I am way, way behind on my entries and I am sorry about that. I am trying to catch up on IPv6 stuff as I have been blasting away at various Microsoft, VMware and Cloud projects.
On vacation last week I tried to get caught up on some reading and watched some archives of the recent NANOG meeting (NANOG 46 in June 2009 http://www.nanog.org/presentations/archive/index.php) – yes sadly enough I do this on vacation. I viewed Dave Ward’s interestingly titled talk “It’s The End Of The World As We Know It (aka “The New Internet Architecture”)” – http://bit.ly/QOAVg. Dave had many good observations and I agree with many of his comments except one – “Dual-stack transition to IPv6 abandoned”. As someone who works with enterprise customers each and every week for IPv6 design and deployment I can safely say that dual-stack is alive and well and IS the most “pure” way of IPv6 deployment that we have today.
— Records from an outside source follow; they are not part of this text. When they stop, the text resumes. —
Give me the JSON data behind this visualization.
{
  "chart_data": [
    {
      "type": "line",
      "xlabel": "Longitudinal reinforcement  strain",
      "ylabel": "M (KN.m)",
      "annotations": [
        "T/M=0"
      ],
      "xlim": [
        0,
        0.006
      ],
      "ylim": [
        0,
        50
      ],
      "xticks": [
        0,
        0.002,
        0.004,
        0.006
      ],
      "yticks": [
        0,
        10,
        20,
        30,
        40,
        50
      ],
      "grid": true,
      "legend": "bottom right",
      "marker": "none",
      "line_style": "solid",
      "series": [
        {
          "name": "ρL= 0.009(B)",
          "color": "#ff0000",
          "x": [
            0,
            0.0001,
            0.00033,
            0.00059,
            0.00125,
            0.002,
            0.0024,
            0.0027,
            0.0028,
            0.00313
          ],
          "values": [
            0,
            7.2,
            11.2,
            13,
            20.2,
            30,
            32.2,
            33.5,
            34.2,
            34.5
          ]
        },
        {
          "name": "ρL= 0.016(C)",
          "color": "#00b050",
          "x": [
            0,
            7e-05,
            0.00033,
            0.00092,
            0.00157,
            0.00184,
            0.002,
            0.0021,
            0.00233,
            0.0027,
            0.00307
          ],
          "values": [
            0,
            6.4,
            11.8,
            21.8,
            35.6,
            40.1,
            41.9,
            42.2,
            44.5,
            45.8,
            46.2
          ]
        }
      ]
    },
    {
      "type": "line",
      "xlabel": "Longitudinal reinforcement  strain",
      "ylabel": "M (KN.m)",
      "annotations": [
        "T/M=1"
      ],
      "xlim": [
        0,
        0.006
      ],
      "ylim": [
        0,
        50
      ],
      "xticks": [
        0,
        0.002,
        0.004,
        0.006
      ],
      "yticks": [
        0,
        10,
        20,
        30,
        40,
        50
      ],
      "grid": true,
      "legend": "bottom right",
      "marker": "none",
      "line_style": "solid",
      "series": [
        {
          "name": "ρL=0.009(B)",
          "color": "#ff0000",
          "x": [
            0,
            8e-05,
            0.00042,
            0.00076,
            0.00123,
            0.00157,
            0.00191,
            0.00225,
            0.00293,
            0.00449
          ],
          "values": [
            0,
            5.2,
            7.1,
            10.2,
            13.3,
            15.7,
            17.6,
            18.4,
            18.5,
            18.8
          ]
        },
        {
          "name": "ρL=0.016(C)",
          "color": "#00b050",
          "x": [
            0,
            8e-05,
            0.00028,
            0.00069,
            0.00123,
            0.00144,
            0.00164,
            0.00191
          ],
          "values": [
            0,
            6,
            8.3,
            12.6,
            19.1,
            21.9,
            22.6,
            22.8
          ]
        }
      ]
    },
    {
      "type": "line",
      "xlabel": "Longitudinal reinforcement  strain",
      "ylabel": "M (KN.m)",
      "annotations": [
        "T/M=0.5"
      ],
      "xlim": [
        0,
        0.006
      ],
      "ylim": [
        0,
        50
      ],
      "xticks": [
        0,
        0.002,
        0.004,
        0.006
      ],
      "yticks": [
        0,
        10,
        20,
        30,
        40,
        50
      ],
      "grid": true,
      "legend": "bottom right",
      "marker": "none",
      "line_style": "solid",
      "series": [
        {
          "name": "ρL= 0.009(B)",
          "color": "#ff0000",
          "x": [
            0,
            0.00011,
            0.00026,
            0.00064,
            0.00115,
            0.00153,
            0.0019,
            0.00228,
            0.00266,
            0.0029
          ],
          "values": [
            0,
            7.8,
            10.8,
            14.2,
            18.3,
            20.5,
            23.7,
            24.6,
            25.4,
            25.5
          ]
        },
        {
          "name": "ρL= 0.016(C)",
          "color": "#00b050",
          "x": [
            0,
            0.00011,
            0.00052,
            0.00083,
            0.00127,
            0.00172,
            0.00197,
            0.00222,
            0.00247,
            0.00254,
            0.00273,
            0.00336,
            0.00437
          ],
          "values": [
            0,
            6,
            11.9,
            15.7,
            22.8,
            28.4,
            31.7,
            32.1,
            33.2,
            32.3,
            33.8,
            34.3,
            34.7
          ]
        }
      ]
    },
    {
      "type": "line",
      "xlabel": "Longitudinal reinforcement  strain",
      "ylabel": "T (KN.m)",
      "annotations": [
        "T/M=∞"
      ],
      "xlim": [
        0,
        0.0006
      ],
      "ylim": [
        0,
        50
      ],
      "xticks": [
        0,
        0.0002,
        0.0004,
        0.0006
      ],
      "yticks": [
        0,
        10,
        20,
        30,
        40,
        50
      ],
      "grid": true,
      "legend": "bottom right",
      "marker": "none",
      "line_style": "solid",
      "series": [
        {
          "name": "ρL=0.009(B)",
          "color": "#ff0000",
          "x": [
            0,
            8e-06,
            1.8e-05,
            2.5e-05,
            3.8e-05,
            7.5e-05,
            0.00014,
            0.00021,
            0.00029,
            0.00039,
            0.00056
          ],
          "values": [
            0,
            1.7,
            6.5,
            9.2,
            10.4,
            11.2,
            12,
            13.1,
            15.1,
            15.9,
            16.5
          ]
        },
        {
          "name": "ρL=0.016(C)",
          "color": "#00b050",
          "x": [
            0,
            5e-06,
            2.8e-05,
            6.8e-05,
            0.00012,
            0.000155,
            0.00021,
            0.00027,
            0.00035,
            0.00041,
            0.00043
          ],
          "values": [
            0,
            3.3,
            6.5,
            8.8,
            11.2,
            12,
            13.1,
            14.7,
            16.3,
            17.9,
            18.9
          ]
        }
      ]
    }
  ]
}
Yes, there are operational and even security and performance challenges with running two stacks simultaneously but until something better comes along, dual-stack is all we have that gets us away from tunnels.
I know Dave is not arguing one way or the other but simply stating his views on where things are and where they may go and that is cool but I feel it is a bit radical to state that the number one methodology for IPv4/IPv6 co-existence is abandoned.
What are your thoughts on various co-existence mechanisms TODAY vs. what is being proposed by the IETF for the future?